L’entente prévoit aussi que l’Initiative pour la création rapide de logements, programme qui offre un soutien financier aux villes qui veulent construire des logements sociaux plus rapidement, soit prolongée d’une année. Ce programme était doté d’une enveloppe de 1,5 milliard de dollars l’an dernier. Également dans le secteur du logement, le NPD a obtenu la promesse qu’un supplément unique de 500 $ serait ajouté à l’Allocation canadienne d’aide au logement — une mesure qui pourrait toucher environ 300 000 Canadiens.

« Le gouvernement libéral doit commencer à donner suite aux conditions de l’entente dans le prochain budget. C’est incontournable », a assuré M. Boulerice, soulignant qu’Ottawa devait commencer à fermer le robinet des subventions au secteur des combustibles fossiles dès le prochain budget.

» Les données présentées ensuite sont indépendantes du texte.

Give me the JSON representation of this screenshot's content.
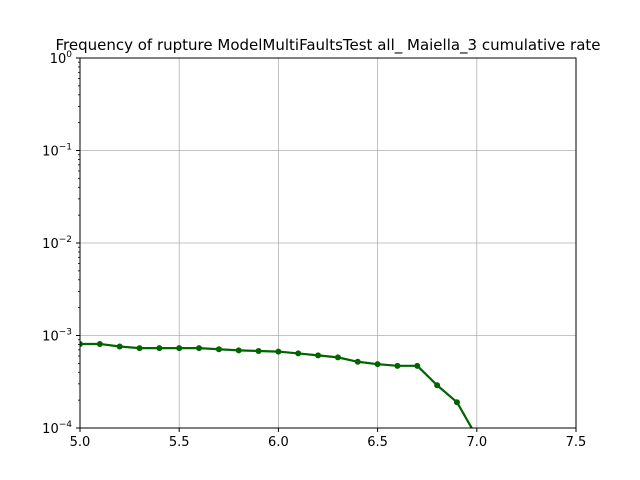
{
  "chart_data": {
    "type": "line",
    "title": "Frequency of rupture ModelMultiFaultsTest all_ Maiella_3 cumulative rate",
    "xlabel": "",
    "ylabel": "",
    "xlim": [
      5.0,
      7.5
    ],
    "ylim": [
      0.0001,
      1
    ],
    "yscale": "log",
    "grid": true,
    "x_ticks": [
      "5.0",
      "5.5",
      "6.0",
      "6.5",
      "7.0",
      "7.5"
    ],
    "y_ticks": [
      {
        "base": "10",
        "exp": "0"
      },
      {
        "base": "10",
        "exp": "−1"
      },
      {
        "base": "10",
        "exp": "−2"
      },
      {
        "base": "10",
        "exp": "−3"
      },
      {
        "base": "10",
        "exp": "−4"
      }
    ],
    "series": [
      {
        "color": "#006400",
        "x": [
          5.0,
          5.1,
          5.2,
          5.3,
          5.4,
          5.5,
          5.6,
          5.7,
          5.8,
          5.9,
          6.0,
          6.1,
          6.2,
          6.3,
          6.4,
          6.5,
          6.6,
          6.7,
          6.8,
          6.9,
          7.0
        ],
        "y": [
          0.00081,
          0.00081,
          0.00076,
          0.00073,
          0.00073,
          0.00073,
          0.00073,
          0.00071,
          0.00069,
          0.00068,
          0.00067,
          0.00064,
          0.00061,
          0.00058,
          0.00052,
          0.00049,
          0.00047,
          0.00047,
          0.00029,
          0.00019,
          8e-05
        ]
      }
    ]
  }
}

Des investissements militaires à prévoir

En plus de répondre à plusieurs demandes du NPD, la ministre Chrystia Freeland devra prévoir des investissements substantiels dans les Forces armées canadiennes, jugés impératifs à la suite de l’invasion russe en Ukraine. Depuis plusieurs années, le Canada se fait reprocher de ne pas consacrer l’équivalent de 2 % de son PIB aux dépenses militaires, comme le dictent les règles d’adhésion à l’OTAN. La ministre de la Défense nationale, Anita Anand, a soumis à la ministre des Finances divers scénarios budgétaires pour atteindre, voire dépasser cette cible de 2 %.

Le premier ministre Justin Trudeau a participé jeudi à un sommet extraordinaire des pays membres de l’OTAN à Bruxelles. En prévision de cette rencontre visant à peaufiner la riposte de l’alliance militaire à la guerre en Ukraine, le secrétaire général de l’OTAN Jens Stoltenberg a dit s’attendre à ce que tous les pays alliés, y compris le Canada, respectent l’engagement de consacrer 2 % de leur PIB aux dépenses militaires. Il a réitéré cette demande à l’issue du sommet de jeudi.

Le deuxième budget que présentera la ministre Freeland annoncera donc une hausse marquée des dépenses fédérales — une situation qui inquiète certains députés libéraux qui exigent un retour à une discipline budgétaire.

« Il ne fait aucun doute que nous faisons face à des défis importants en matière de dépenses. Nous avons besoin de revoir à la hausse nos dépenses militaires aussi. Je n’envie aucunement la tâche de la ministre des Finances qui doit trancher tout cela », a affirmé cette semaine le député libéral de l’Ontario John McKay, qui préside le comité de la défense nationale de la Chambre des communes.

Prudence, réclame le milieu des affaires

Les gens d’affaires pressent aussi le gouvernement Trudeau de s’astreindre à la plus grande prudence au moment où l’économie mondiale est bousculée par la guerre en Ukraine et tandis que les contrecoups de la pandémie se font toujours sentir sur les chaînes d’approvisionnement.

« Il est très important que le budget fédéral envoie tous les bons signaux en matière de gestion prudente des finances publiques. Il n’est pas nécessaire de stimuler une économie qui fonctionne bien, qui a un faible taux de chômage, mais une forte inflation », a affirmé Goldy Hyder, le président et directeur général du Conseil canadien des affaires.

« Tout stimulus ou dépense inutile en général augmenterait le risque d’inflation, ce qui nuirait aux Canadiens qui connaissent déjà une hausse des coûts de l’énergie, du logement et des aliments en raison de l’instabilité géopolitique et des pressions persistantes sur la chaîne d’approvisionnement en raison de la pandémie. L’inflation creusera le fossé entre les riches et les pauvres. Personne ne veut cela », a-t-il ajouté.